Retour à la case départ pour l’ingénieur de la National Development Unit (NDU) Gurudev Hurry Bholah, qui reste sous le coup d’une arrestation par le Central CID. Sa demande pour une injonction n’a pas été entretenue favorablement lors d’une audience ce matin,  avec le juge Abdurrafeek Hamuth siégeant en référé. Dans cette enquête sur les contrats de Rs 569,7 millions de la NDU après les “flash floods” du 13 février 2013, le Chief Investigating Officer du Central CID a en effet soutenu que, cet exercice se déroulant sous le délit de “conspiracy” du code criminel, il n’y a aucun moyen de mettre un terme à l’interrogatoire du suspect.
Toutefois, la police a offert des garanties au juge Hamuth que tous les droits constitutionnels de l’époux de l’ancienne Private Parliamentary Secretary Prathiba Bholah seront respectés à la reprise de son interrogatoire. Depuis mercredi dernier, le dénommé Bholah a été admis à l’hôpital Jeetoo sous surveillance policière, menottes aux pieds, suite à l’exécution d’un mandat d’arrêt. Ce responsable de la NDU, qui avait été entendu le jeudi 29 octobre, avait rendez-vous avec le Central CID depuis vendredi dernier. Mais à chaque fois, il a présenté des certificats médicaux pour s’abstenir. Avec le développement de ce matin en Cour suprême, les enquêteurs du Central CID sont suspendus à la décision du médecin traitant de l’hôpital Jeetoo pour la décharge de Gurudev Bholah. Aussitôt cette décision confirmée, il sera emmené au QG du Central CID. Dans l’entourage de l’ingénieur Bholah, on s’attend à ce que cette étape soit franchie en début de semaine prochaine, ce qui ne semble pas être la thèse privilégiée aux Casernes centrales vu le délai accumulé à ce jour.
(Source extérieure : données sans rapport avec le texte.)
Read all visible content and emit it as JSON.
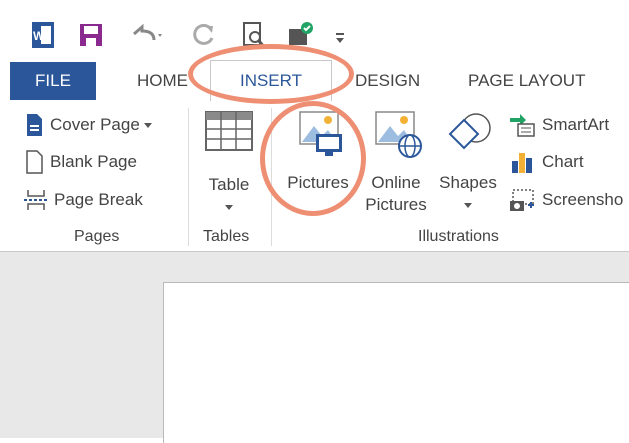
{
  "tabs": {
    "file": "FILE",
    "home": "HOME",
    "insert": "INSERT",
    "design": "DESIGN",
    "page_layout": "PAGE LAYOUT"
  },
  "pages_group": {
    "cover_page": "Cover Page",
    "blank_page": "Blank Page",
    "page_break": "Page Break",
    "label": "Pages"
  },
  "tables_group": {
    "table": "Table",
    "label": "Tables"
  },
  "illustrations_group": {
    "pictures": "Pictures",
    "online_pictures_line1": "Online",
    "online_pictures_line2": "Pictures",
    "shapes": "Shapes",
    "smartart": "SmartArt",
    "chart": "Chart",
    "screenshot": "Screensho",
    "label": "Illustrations"
  },
  "colors": {
    "word_blue": "#2b579a",
    "annotation": "#ee8f73"
  },
  "icons": [
    "word-app-icon",
    "save-icon",
    "undo-icon",
    "redo-icon",
    "print-preview-icon",
    "spelling-icon",
    "customize-qat-icon"
  ]
}
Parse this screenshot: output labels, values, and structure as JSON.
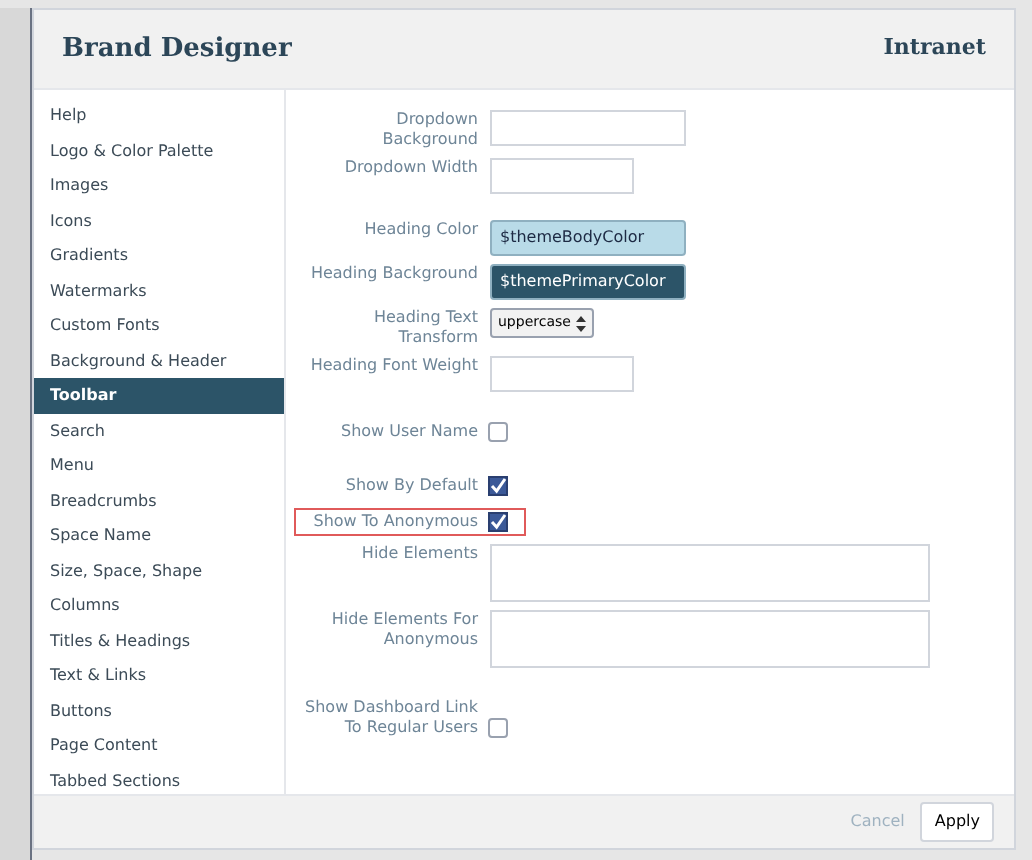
{
  "dialog": {
    "title": "Brand Designer",
    "brand": "Intranet"
  },
  "sidebar": {
    "items": [
      {
        "label": "Help",
        "selected": false
      },
      {
        "label": "Logo & Color Palette",
        "selected": false
      },
      {
        "label": "Images",
        "selected": false
      },
      {
        "label": "Icons",
        "selected": false
      },
      {
        "label": "Gradients",
        "selected": false
      },
      {
        "label": "Watermarks",
        "selected": false
      },
      {
        "label": "Custom Fonts",
        "selected": false
      },
      {
        "label": "Background & Header",
        "selected": false
      },
      {
        "label": "Toolbar",
        "selected": true
      },
      {
        "label": "Search",
        "selected": false
      },
      {
        "label": "Menu",
        "selected": false
      },
      {
        "label": "Breadcrumbs",
        "selected": false
      },
      {
        "label": "Space Name",
        "selected": false
      },
      {
        "label": "Size, Space, Shape",
        "selected": false
      },
      {
        "label": "Columns",
        "selected": false
      },
      {
        "label": "Titles & Headings",
        "selected": false
      },
      {
        "label": "Text & Links",
        "selected": false
      },
      {
        "label": "Buttons",
        "selected": false
      },
      {
        "label": "Page Content",
        "selected": false
      },
      {
        "label": "Tabbed Sections",
        "selected": false
      }
    ]
  },
  "form": {
    "sections": [
      [
        {
          "kind": "wideinput",
          "label": "Dropdown Background"
        },
        {
          "kind": "input",
          "label": "Dropdown Width"
        }
      ],
      [
        {
          "kind": "color",
          "label": "Heading Color",
          "value": "$themeBodyColor",
          "color": "#b9dbe8"
        },
        {
          "kind": "color",
          "label": "Heading Background",
          "value": "$themePrimaryColor",
          "color": "#2c5468"
        },
        {
          "kind": "select",
          "label": "Heading Text Transform",
          "value": "uppercase"
        },
        {
          "kind": "input",
          "label": "Heading Font Weight"
        }
      ],
      [
        {
          "kind": "checkbox",
          "label": "Show User Name",
          "checked": false
        }
      ],
      [
        {
          "kind": "checkbox",
          "label": "Show By Default",
          "checked": true
        },
        {
          "kind": "checkbox",
          "label": "Show To Anonymous",
          "checked": true,
          "highlighted": true
        },
        {
          "kind": "textarea",
          "label": "Hide Elements"
        },
        {
          "kind": "textarea",
          "label": "Hide Elements For Anonymous"
        }
      ],
      [
        {
          "kind": "checkbox",
          "label": "Show Dashboard Link To Regular Users",
          "checked": false
        }
      ]
    ]
  },
  "footer": {
    "cancel": "Cancel",
    "apply": "Apply"
  }
}
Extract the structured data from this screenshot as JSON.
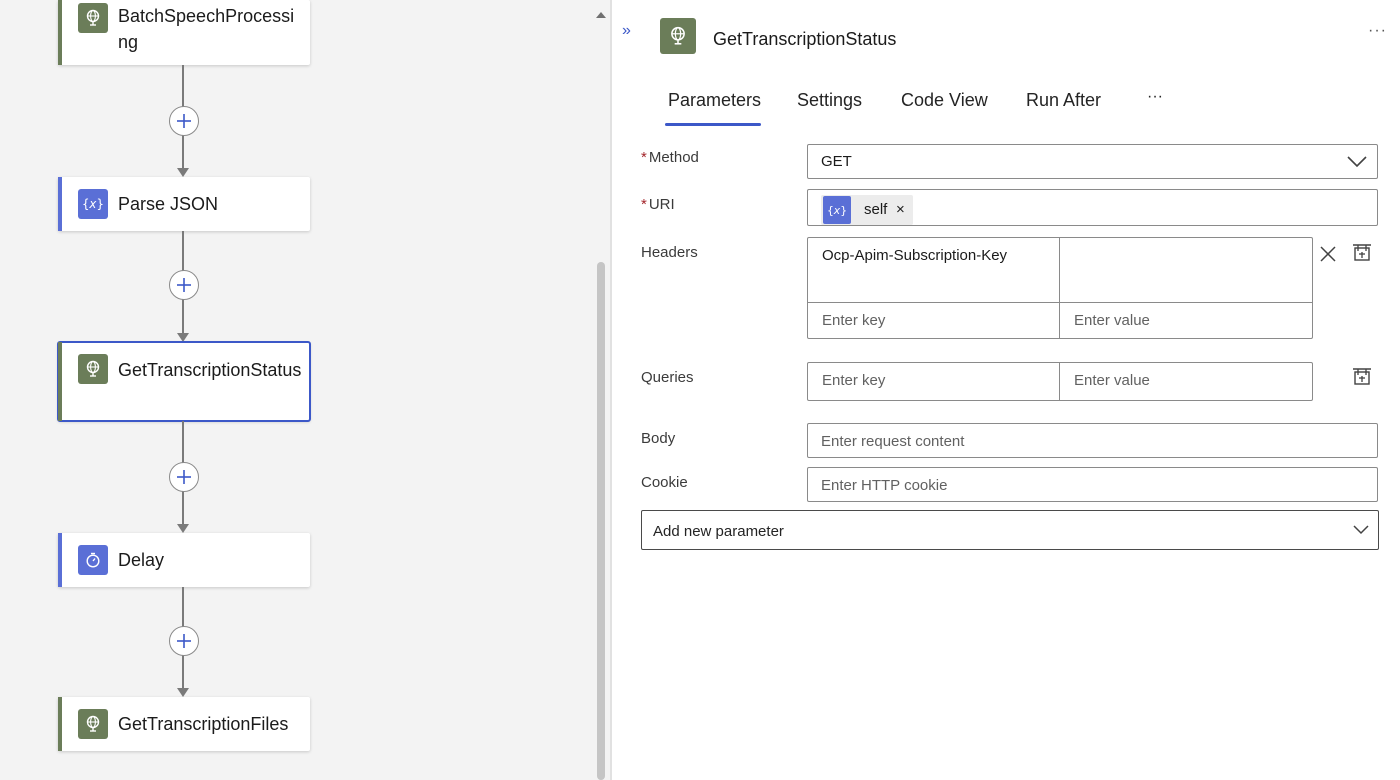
{
  "canvas": {
    "nodes": [
      {
        "title": "BatchSpeechProcessing",
        "icon": "globe-icon"
      },
      {
        "title": "Parse JSON",
        "icon": "braces-icon"
      },
      {
        "title": "GetTranscriptionStatus",
        "icon": "globe-icon"
      },
      {
        "title": "Delay",
        "icon": "timer-icon"
      },
      {
        "title": "GetTranscriptionFiles",
        "icon": "globe-icon"
      }
    ]
  },
  "panel": {
    "title": "GetTranscriptionStatus",
    "collapse_label": "»",
    "more_label": "···",
    "tabs": [
      {
        "label": "Parameters",
        "active": true
      },
      {
        "label": "Settings"
      },
      {
        "label": "Code View"
      },
      {
        "label": "Run After"
      },
      {
        "label": "···"
      }
    ],
    "fields": {
      "method": {
        "required": "*",
        "label": "Method",
        "value": "GET"
      },
      "uri": {
        "required": "*",
        "label": "URI",
        "token": "self",
        "token_remove": "×"
      },
      "headers": {
        "label": "Headers",
        "rows": [
          {
            "key": "Ocp-Apim-Subscription-Key",
            "value": ""
          }
        ],
        "key_placeholder": "Enter key",
        "value_placeholder": "Enter value",
        "remove_label": "×"
      },
      "queries": {
        "label": "Queries",
        "key_placeholder": "Enter key",
        "value_placeholder": "Enter value"
      },
      "body": {
        "label": "Body",
        "placeholder": "Enter request content"
      },
      "cookie": {
        "label": "Cookie",
        "placeholder": "Enter HTTP cookie"
      },
      "add_param": {
        "label": "Add new parameter"
      }
    }
  },
  "colors": {
    "accent": "#3c58c8",
    "http_green": "#6b7d59",
    "builtin_blue": "#5a6fd6"
  }
}
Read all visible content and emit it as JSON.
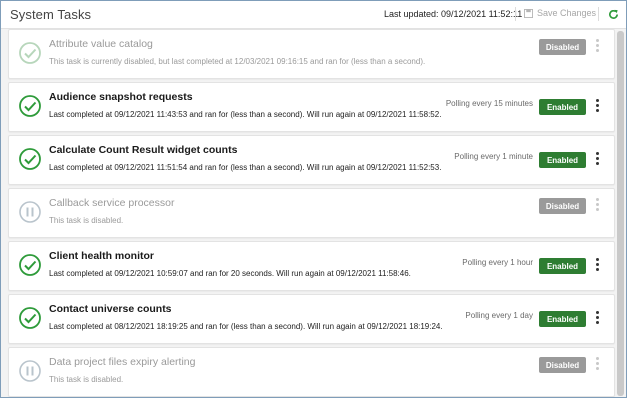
{
  "header": {
    "title": "System Tasks",
    "last_updated_label": "Last updated: 09/12/2021 11:52:11",
    "save_label": "Save Changes"
  },
  "colors": {
    "enabled": "#2e7d32",
    "disabled": "#9a9a9a",
    "ok_icon": "#2e9b3a"
  },
  "tasks": [
    {
      "name": "Attribute value catalog",
      "desc": "This task is currently disabled, but last completed at 12/03/2021 09:16:15 and ran for (less than a second).",
      "polling": "",
      "state": "Disabled",
      "icon": "check-circle-icon"
    },
    {
      "name": "Audience snapshot requests",
      "desc": "Last completed at 09/12/2021 11:43:53 and ran for (less than a second). Will run again at 09/12/2021 11:58:52.",
      "polling": "Polling every 15 minutes",
      "state": "Enabled",
      "icon": "check-circle-icon"
    },
    {
      "name": "Calculate Count Result widget counts",
      "desc": "Last completed at 09/12/2021 11:51:54 and ran for (less than a second). Will run again at 09/12/2021 11:52:53.",
      "polling": "Polling every 1 minute",
      "state": "Enabled",
      "icon": "check-circle-icon"
    },
    {
      "name": "Callback service processor",
      "desc": "This task is disabled.",
      "polling": "",
      "state": "Disabled",
      "icon": "pause-circle-icon"
    },
    {
      "name": "Client health monitor",
      "desc": "Last completed at 09/12/2021 10:59:07 and ran for 20 seconds. Will run again at 09/12/2021 11:58:46.",
      "polling": "Polling every 1 hour",
      "state": "Enabled",
      "icon": "check-circle-icon"
    },
    {
      "name": "Contact universe counts",
      "desc": "Last completed at 08/12/2021 18:19:25 and ran for (less than a second). Will run again at 09/12/2021 18:19:24.",
      "polling": "Polling every 1 day",
      "state": "Enabled",
      "icon": "check-circle-icon"
    },
    {
      "name": "Data project files expiry alerting",
      "desc": "This task is disabled.",
      "polling": "",
      "state": "Disabled",
      "icon": "pause-circle-icon"
    }
  ]
}
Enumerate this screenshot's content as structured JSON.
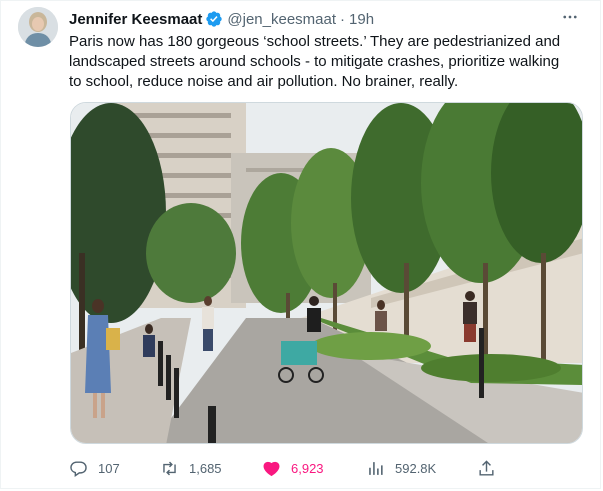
{
  "tweet": {
    "author_name": "Jennifer Keesmaat",
    "handle": "@jen_keesmaat",
    "separator": "·",
    "time": "19h",
    "text": "Paris now has 180 gorgeous ‘school streets.’ They are pedestrianized and landscaped streets around schools - to mitigate crashes, prioritize walking to school, reduce noise and air pollution.  No brainer, really.",
    "more_icon": "more-horizontal-icon",
    "verified_icon": "verified-badge-icon",
    "verified_color": "#1d9bf0"
  },
  "actions": {
    "reply": {
      "icon": "reply-icon",
      "count": "107"
    },
    "retweet": {
      "icon": "retweet-icon",
      "count": "1,685"
    },
    "like": {
      "icon": "heart-icon",
      "count": "6,923",
      "color": "#f91880",
      "active": true
    },
    "views": {
      "icon": "views-icon",
      "count": "592.8K"
    },
    "share": {
      "icon": "share-icon"
    }
  }
}
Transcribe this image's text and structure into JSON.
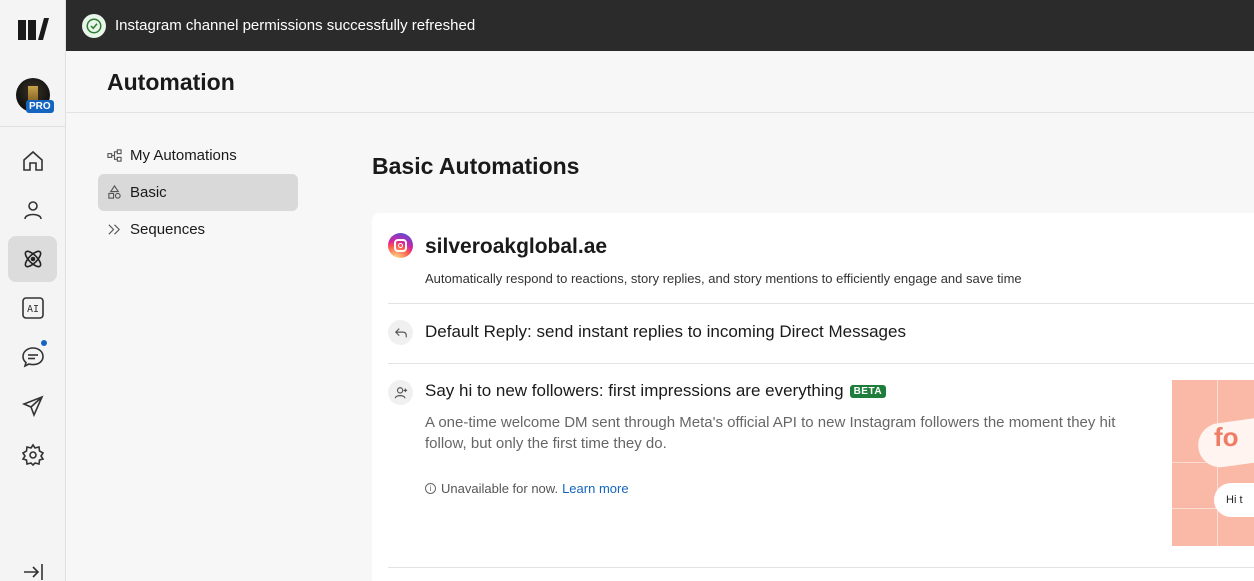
{
  "toast": {
    "message": "Instagram channel permissions successfully refreshed"
  },
  "rail": {
    "badge": "PRO",
    "items": [
      {
        "name": "home-icon"
      },
      {
        "name": "contacts-icon"
      },
      {
        "name": "automation-icon",
        "active": true
      },
      {
        "name": "ai-icon",
        "label": "AI"
      },
      {
        "name": "chat-icon",
        "notification": true
      },
      {
        "name": "send-icon"
      },
      {
        "name": "settings-icon"
      },
      {
        "name": "collapse-icon"
      }
    ]
  },
  "header": {
    "title": "Automation"
  },
  "subnav": {
    "items": [
      {
        "label": "My Automations",
        "icon": "flow-icon"
      },
      {
        "label": "Basic",
        "icon": "shapes-icon",
        "active": true
      },
      {
        "label": "Sequences",
        "icon": "sequence-icon"
      }
    ]
  },
  "main": {
    "title": "Basic Automations",
    "account": {
      "name": "silveroakglobal.ae",
      "description": "Automatically respond to reactions, story replies, and story mentions to efficiently engage and save time"
    },
    "rows": [
      {
        "title": "Default Reply: send instant replies to incoming Direct Messages",
        "icon": "reply-icon"
      },
      {
        "title": "Say hi to new followers: first impressions are everything",
        "badge": "BETA",
        "icon": "user-icon",
        "description": "A one-time welcome DM sent through Meta's official API to new Instagram followers the moment they hit follow, but only the first time they do.",
        "unavailable": "Unavailable for now.",
        "learn_more": "Learn more",
        "preview_bubble": "fo",
        "preview_chat": "Hi t"
      }
    ]
  },
  "colors": {
    "accent": "#1565c0",
    "beta": "#1e7d3b",
    "toast_bg": "#2b2b2b",
    "preview_bg": "#f9b9a6"
  }
}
L’enquête du Central CID vise à déterminer qu’il y a eu abus et violation de la clause 21 de la Public Procurement Act, qui stipule : « (1) a public body may purchase goods, other services or works from a single supplier without competition in cases of extreme urgency. (2) The scope of the emergency procurement shall as far as possible be limited to the period of the emergency, so that appropriate competitive procurement methods may be utilised at the conclusion of the emergency period. »
Les éléments à charge versés au dossier confirment que les instructions des séances du conseil des ministres des 15 et 22 février 2013 n’ont pas été respectées vu que le nombre de projets de réhabilitation “Post-Flashfloods” est passé de 45 à 69 et que les critères pour le choix des contracteurs sous les “Emergency Procedures” n’ont pas été respectés. L’ingénieur Bholah court le risque d’être le premier inculpé de la série sous “conspiracy” pour commettre des infractions sous la Public Procurement Act. Mais l’ancien vice-Premier ministre et ministre des Infrastructures publiques Anil Bachoo est également dans le collimateur.